President Hage Geingob has credited the Southern African Customs Union (Sacu) for the fall of the Peugeot assembly plant, saying this is why Namibia is struggling to industrialise.
Geingob was addressing the media yesterday in an effort to highlight the service delivery achievements of his administration during the past year.
“The other problem is Sacu. We are like beggars there. We cannot import. We cannot industrialise. Look at Peugeot, it is going down,” the president said.
French automaker Peugeot has filed a lawsuit against the government for its alleged failure to ensure that Peugeot’s joint venture, Peugeot Opel Assembly Namibia, would be exempt from excise and customs duties, taxes and levies for exporting vehicles assembled at Walvis Bay to other Sacu and Southern African Development Community (SADC) countries, according to the particulars of claim.
Peugeot signed an agreement in February 2018 with the Namibian government, represented by the Namibia Industrial Development Agency and the Ministry of Industrialisation and Trade, committing to support Peugeot’s investment in the country, the documents state.
“As long as the Sacu tariff issues are not going to be reconciled and democratically decided as we agreed … South Africa plays the game. We have to seriously look at the future of Sacu,” Geingob said.
Namibia raked in N$24,3 billion in Sacu revenue in the past financial year.
He said Namibia and Botswana are in agreement on this “serious problem”.
“When I was the minister of trade that time, we have been fighting with South African comrades about Sacu. Many countries like Zambia [and] others did not want to join it because it is a colonial artefact.
“But we joined it. We said ‘let’s restructure it’. So it can be a modern one,” the president said.
Since then, he said, they are making progress by agreeing on matters like interest rates.
“But as of now, it looks like South Africa has different plans. It is a serious problem,” he said.
Geingob believes it is unfair for Namibia not to be able to import cars directly from countries like Germany.
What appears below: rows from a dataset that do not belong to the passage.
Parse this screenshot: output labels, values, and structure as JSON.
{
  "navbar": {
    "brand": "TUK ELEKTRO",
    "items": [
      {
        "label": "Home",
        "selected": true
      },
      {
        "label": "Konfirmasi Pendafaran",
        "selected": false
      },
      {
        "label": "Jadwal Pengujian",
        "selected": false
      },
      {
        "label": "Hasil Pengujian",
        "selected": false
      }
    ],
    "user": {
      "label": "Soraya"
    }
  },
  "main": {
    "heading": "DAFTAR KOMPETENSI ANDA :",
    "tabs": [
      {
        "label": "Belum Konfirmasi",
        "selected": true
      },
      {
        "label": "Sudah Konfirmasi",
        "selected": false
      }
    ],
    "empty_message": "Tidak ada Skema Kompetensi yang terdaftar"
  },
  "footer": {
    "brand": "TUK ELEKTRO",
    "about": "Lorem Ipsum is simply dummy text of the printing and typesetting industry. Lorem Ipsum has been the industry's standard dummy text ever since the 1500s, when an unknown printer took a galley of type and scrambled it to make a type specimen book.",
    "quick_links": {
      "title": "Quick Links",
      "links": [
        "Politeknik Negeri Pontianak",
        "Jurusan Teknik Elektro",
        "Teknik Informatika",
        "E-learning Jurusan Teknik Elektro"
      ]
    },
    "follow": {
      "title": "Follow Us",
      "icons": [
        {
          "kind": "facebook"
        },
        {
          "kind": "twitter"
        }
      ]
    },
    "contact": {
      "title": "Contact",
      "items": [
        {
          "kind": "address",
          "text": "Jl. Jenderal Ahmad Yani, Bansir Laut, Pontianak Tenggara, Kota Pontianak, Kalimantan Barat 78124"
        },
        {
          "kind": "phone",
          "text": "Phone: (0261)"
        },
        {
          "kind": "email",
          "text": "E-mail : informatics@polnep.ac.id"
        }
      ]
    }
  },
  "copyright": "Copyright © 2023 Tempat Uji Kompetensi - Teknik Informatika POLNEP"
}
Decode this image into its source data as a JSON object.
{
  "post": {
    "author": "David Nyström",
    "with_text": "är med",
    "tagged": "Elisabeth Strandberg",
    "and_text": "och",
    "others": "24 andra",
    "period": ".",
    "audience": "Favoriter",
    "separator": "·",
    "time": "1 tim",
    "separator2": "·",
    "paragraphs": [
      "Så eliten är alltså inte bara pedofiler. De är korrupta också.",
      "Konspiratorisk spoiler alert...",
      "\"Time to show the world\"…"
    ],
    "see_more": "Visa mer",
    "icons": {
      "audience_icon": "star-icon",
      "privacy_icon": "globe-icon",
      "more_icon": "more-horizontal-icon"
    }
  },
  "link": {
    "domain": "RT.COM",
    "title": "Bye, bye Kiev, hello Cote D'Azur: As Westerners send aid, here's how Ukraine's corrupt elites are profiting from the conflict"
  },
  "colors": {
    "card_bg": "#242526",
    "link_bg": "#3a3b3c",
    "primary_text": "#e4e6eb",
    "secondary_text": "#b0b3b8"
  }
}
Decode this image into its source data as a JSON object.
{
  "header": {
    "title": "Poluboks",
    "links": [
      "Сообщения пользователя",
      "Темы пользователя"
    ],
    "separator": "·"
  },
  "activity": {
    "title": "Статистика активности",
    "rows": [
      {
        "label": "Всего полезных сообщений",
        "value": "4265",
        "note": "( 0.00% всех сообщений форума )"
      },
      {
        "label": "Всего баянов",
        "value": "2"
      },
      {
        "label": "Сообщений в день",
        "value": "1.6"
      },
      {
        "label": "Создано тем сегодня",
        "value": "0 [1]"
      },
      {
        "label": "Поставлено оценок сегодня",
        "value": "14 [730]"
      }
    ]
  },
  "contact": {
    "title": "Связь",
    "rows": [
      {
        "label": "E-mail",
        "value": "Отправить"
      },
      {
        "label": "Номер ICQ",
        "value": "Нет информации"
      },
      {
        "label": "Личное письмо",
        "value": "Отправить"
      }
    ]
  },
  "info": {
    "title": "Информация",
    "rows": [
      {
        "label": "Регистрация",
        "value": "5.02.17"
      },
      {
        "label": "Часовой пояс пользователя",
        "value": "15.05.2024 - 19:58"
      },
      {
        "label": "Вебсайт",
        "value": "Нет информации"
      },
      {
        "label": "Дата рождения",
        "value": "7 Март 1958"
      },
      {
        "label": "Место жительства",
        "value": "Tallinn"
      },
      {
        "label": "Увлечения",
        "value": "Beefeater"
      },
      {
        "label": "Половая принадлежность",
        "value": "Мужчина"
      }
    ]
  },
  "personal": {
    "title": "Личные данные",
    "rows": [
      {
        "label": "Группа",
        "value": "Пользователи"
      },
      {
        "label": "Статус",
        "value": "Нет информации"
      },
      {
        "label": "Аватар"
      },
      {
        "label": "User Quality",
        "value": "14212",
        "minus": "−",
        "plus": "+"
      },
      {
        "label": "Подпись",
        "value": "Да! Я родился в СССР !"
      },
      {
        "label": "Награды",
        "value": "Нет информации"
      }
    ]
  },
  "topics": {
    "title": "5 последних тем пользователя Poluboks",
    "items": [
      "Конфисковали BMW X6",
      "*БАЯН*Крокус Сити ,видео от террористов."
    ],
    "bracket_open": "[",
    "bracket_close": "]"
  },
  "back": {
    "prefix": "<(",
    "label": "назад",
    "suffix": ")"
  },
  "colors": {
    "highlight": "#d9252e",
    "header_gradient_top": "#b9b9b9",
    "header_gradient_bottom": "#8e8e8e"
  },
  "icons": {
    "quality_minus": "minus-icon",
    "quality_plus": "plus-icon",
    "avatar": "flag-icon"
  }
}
“We are suffering. We cannot import from outside. I cannot buy from Germany. You cannot buy it directly from Germany. Why? It must go to South Africa,” he said.
Namibia aims to industrialise through green hydrogen byproducts.
In 2017, then finance minister Calle Schlettwein said smaller Sacu economies should get a fair cut of the revenue from the collective pool of trade tax.
South Africa currently gets the largest share of the shared revenue.
All customs and excise duties collected in the common customs area are paid into the South African National Revenue Fund, after which it is shared among Sacu members.
APARTHEID INDUSTRIAL POLICY
Economist Omu Kakujaha-Matundu says no reforms are needed, but Botswana, Namibia, Lesotho and Eswatini (BNLE) should rather insist on the full implementation of the 2002 Sacu agreement.
“Apartheid South Africa used its captured markets, the BNLE, to industrialise and de-industrialise the other member states. The apartheid industrial policy served to produce an asymmetric relationship,” he says.
Kakujaha-Matundu says the 1994 SA government decided to pursue the ‘apartheid’ industrial policy seeing South Africa’s interests served better than the other member states.
“Despite the 2002 revised Sacu agreement, not much has changed. I think it is an unholy matrimony. But it beckons whether Namibia should leave Sacu, or find a better strategy to live within the customs union,” he says.
The economist urged the government not to get “too emotional” about it.
“But rather do a careful cost-benefit analysis. Besides not being allowed to import a Mercedes from Germany, what are the other benefits derived from being a member of Sacu?” he asks.
END OF YEAR
The president has also questioned the South African government’s unwillingness to address the issue of the Orange River.
Geingob said perhaps South Africa does not want to share the river’s resources.
“Why don’t South Africans want to follow international law? Maybe there are resources? Good ones. If that is the case, we can talk as brothers and sisters,” the president said.
The border along the Orange River, spanning approximately 600k, remains a point of contention between the two nations.
Namibia asserts a median line boundary for the river, whereas South Africa lays claim to the northern bank.